However, with a little bit of modification, you can have (yet another) base R approach that is somewhat more direct.
First, modify your function so that instead of using c(), use data.frame. Also, add an argument that specifies which column needs to be aggregated.

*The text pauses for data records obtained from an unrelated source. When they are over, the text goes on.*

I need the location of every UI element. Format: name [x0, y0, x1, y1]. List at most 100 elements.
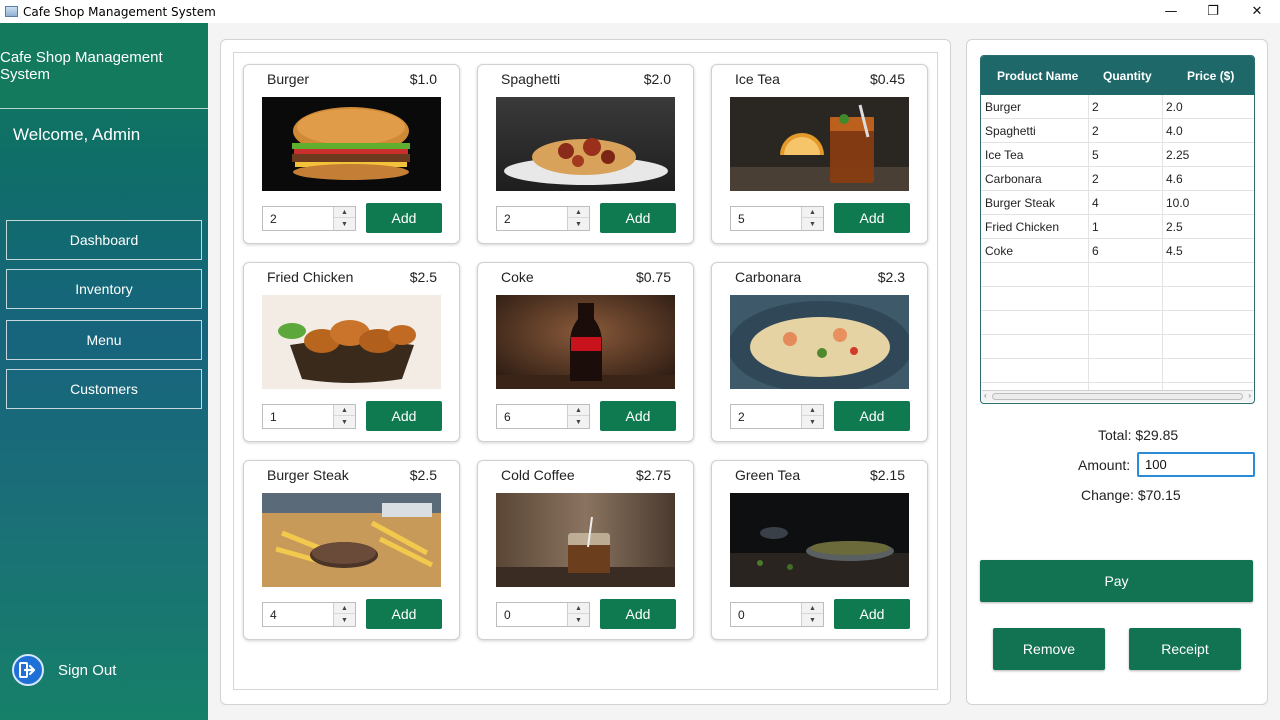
decrement-icon[interactable]: ▼	[568, 417, 589, 428]
increment-icon[interactable]: ▲	[802, 207, 823, 218]
horizontal-scrollbar[interactable]: ‹ ›	[982, 390, 1253, 402]
cell-price: 2.5	[1166, 220, 1183, 234]
decrement-icon[interactable]: ▼	[568, 615, 589, 626]
cell-product: Spaghetti	[985, 124, 1036, 138]
increment-icon[interactable]: ▲	[334, 603, 355, 614]
quantity-value[interactable]: 6	[504, 410, 511, 424]
decrement-icon[interactable]: ▼	[334, 219, 355, 230]
increment-icon[interactable]: ▲	[334, 207, 355, 218]
cell-product: Burger Steak	[985, 196, 1056, 210]
product-name: Burger	[267, 71, 310, 87]
table-row[interactable]: Carbonara 2 4.6	[981, 167, 1254, 191]
cell-quantity: 5	[1092, 148, 1099, 162]
table-header: Product Name Quantity Price ($)	[981, 56, 1254, 95]
quantity-value[interactable]: 2	[738, 410, 745, 424]
cell-product: Fried Chicken	[985, 220, 1060, 234]
cell-product: Carbonara	[985, 172, 1042, 186]
product-card: Burger $1.0 2 ▲ ▼ Add	[243, 64, 460, 244]
product-name: Burger Steak	[267, 467, 349, 483]
table-row[interactable]: Burger 2 2.0	[981, 95, 1254, 119]
add-button[interactable]: Add	[834, 401, 910, 431]
decrement-icon[interactable]: ▼	[802, 615, 823, 626]
quantity-spinner[interactable]: 5 ▲ ▼	[730, 206, 824, 231]
minimize-button[interactable]: —	[1148, 0, 1194, 23]
product-card: Spaghetti $2.0 2 ▲ ▼ Add	[477, 64, 694, 244]
table-row[interactable]: Spaghetti 2 4.0	[981, 119, 1254, 143]
quantity-spinner[interactable]: 0 ▲ ▼	[496, 602, 590, 627]
maximize-button[interactable]: ❐	[1190, 0, 1236, 23]
sidebar-title: Cafe Shop Management System	[0, 23, 208, 109]
quantity-value[interactable]: 0	[504, 608, 511, 622]
cell-quantity: 2	[1092, 100, 1099, 114]
scroll-left-icon[interactable]: ‹	[984, 391, 987, 400]
remove-button[interactable]: Remove	[993, 628, 1105, 670]
quantity-spinner[interactable]: 6 ▲ ▼	[496, 404, 590, 429]
decrement-icon[interactable]: ▼	[568, 219, 589, 230]
product-price: $2.5	[409, 467, 437, 483]
add-button[interactable]: Add	[600, 599, 676, 629]
quantity-spinner[interactable]: 1 ▲ ▼	[262, 404, 356, 429]
increment-icon[interactable]: ▲	[802, 405, 823, 416]
nav-customers-button[interactable]: Customers	[6, 369, 202, 409]
table-row[interactable]: Coke 6 4.5	[981, 239, 1254, 263]
add-button[interactable]: Add	[366, 203, 442, 233]
increment-icon[interactable]: ▲	[568, 603, 589, 614]
quantity-spinner[interactable]: 2 ▲ ▼	[730, 404, 824, 429]
add-button[interactable]: Add	[366, 599, 442, 629]
nav-inventory-button[interactable]: Inventory	[6, 269, 202, 309]
column-header[interactable]: Quantity	[1103, 69, 1152, 83]
quantity-spinner[interactable]: 4 ▲ ▼	[262, 602, 356, 627]
empty-row	[981, 359, 1254, 383]
cell-price: 2.0	[1166, 100, 1183, 114]
scroll-right-icon[interactable]: ›	[1248, 391, 1251, 400]
quantity-value[interactable]: 2	[504, 212, 511, 226]
pay-button[interactable]: Pay	[980, 560, 1253, 602]
add-button[interactable]: Add	[600, 401, 676, 431]
quantity-value[interactable]: 2	[270, 212, 277, 226]
welcome-text: Welcome, Admin	[13, 125, 141, 144]
quantity-spinner[interactable]: 0 ▲ ▼	[730, 602, 824, 627]
cell-price: 4.0	[1166, 124, 1183, 138]
cell-quantity: 1	[1092, 220, 1099, 234]
column-header[interactable]: Product Name	[997, 69, 1078, 83]
add-button[interactable]: Add	[366, 401, 442, 431]
quantity-value[interactable]: 1	[270, 410, 277, 424]
column-header[interactable]: Price ($)	[1187, 69, 1234, 83]
sign-out-label: Sign Out	[58, 661, 117, 679]
amount-input[interactable]: 100	[1137, 452, 1255, 477]
change-text: Change: $70.15	[1081, 487, 1181, 503]
order-table[interactable]: Product Name Quantity Price ($) Burger 2…	[980, 55, 1255, 404]
table-row[interactable]: Burger Steak 4 10.0	[981, 191, 1254, 215]
product-price: $2.75	[635, 467, 671, 483]
amount-label: Amount:	[1078, 457, 1131, 473]
product-name: Cold Coffee	[501, 467, 575, 483]
total-text: Total: $29.85	[1098, 427, 1179, 443]
table-row[interactable]: Fried Chicken 1 2.5	[981, 215, 1254, 239]
quantity-spinner[interactable]: 2 ▲ ▼	[496, 206, 590, 231]
product-card: Burger Steak $2.5 4 ▲ ▼ Add	[243, 460, 460, 640]
increment-icon[interactable]: ▲	[802, 603, 823, 614]
product-price: $0.75	[635, 269, 671, 285]
close-button[interactable]: ✕	[1234, 0, 1280, 23]
add-button[interactable]: Add	[600, 203, 676, 233]
increment-icon[interactable]: ▲	[334, 405, 355, 416]
quantity-value[interactable]: 0	[738, 608, 745, 622]
decrement-icon[interactable]: ▼	[334, 615, 355, 626]
sign-out-button[interactable]: Sign Out	[12, 654, 116, 686]
quantity-value[interactable]: 4	[270, 608, 277, 622]
scrollbar-thumb[interactable]	[992, 393, 1243, 400]
table-row[interactable]: Ice Tea 5 2.25	[981, 143, 1254, 167]
product-price: $2.5	[409, 269, 437, 285]
add-button[interactable]: Add	[834, 203, 910, 233]
increment-icon[interactable]: ▲	[568, 405, 589, 416]
decrement-icon[interactable]: ▼	[802, 219, 823, 230]
nav-menu-button[interactable]: Menu	[6, 320, 202, 360]
increment-icon[interactable]: ▲	[568, 207, 589, 218]
decrement-icon[interactable]: ▼	[334, 417, 355, 428]
add-button[interactable]: Add	[834, 599, 910, 629]
nav-dashboard-button[interactable]: Dashboard	[6, 220, 202, 260]
quantity-spinner[interactable]: 2 ▲ ▼	[262, 206, 356, 231]
receipt-button[interactable]: Receipt	[1129, 628, 1241, 670]
quantity-value[interactable]: 5	[738, 212, 745, 226]
decrement-icon[interactable]: ▼	[802, 417, 823, 428]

multi.func <- function(x, value_column) {
data.frame(
n = length(x[[value_column]]),
min = min(x[[value_column]], na.rm=TRUE),
max = max(x[[value_column]], na.rm=TRUE),
mean = mean(x[[value_column]], na.rm=TRUE))
}
Second, use lapply on your dataset, split up by your grouping variable, merge the output with your original dataset, and return the unique values.
unique(merge(df[-4],
do.call(rbind, lapply(split(df, df$sp),
multi.func, value_column = "vals")),
by.x = "sp", by.y = "row.names"))
Using just aggregate:
result <- aggregate(vals ~ type + sp + country, df,
function(x) c(length(x), min(x), max(x), mean(x))
)
result
type sp country vals.1 vals.2 vals.3 vals.4
1 C 100 A 3 1 3 2
2 H 101 B 3 4 6 5
3 C 102 C 3 7 9 8
colnames(result)
[1] "type" "sp" "country" "vals"
The above seems to create a weird "multi-value" column. But summaryBy from the doBy package is similar to aggregate but will allow an output with multiple columns:
library(doBy)
result <- summaryBy(vals ~ type + sp + country, df,
FUN=function(x) c(n=length(x), min=min(x), max=max(x), mean=mean(x))
)
result
type sp country vals.n vals.min vals.max vals.mean
1 C 100 A 3 1 3 2
2 C 102 C 3 7 9 8
3 H 101 B 3 4 6 5
colnames(result)
[1] "type" "sp" "country" "vals.n" "vals.min" "vals.max"
[7] "vals.mean"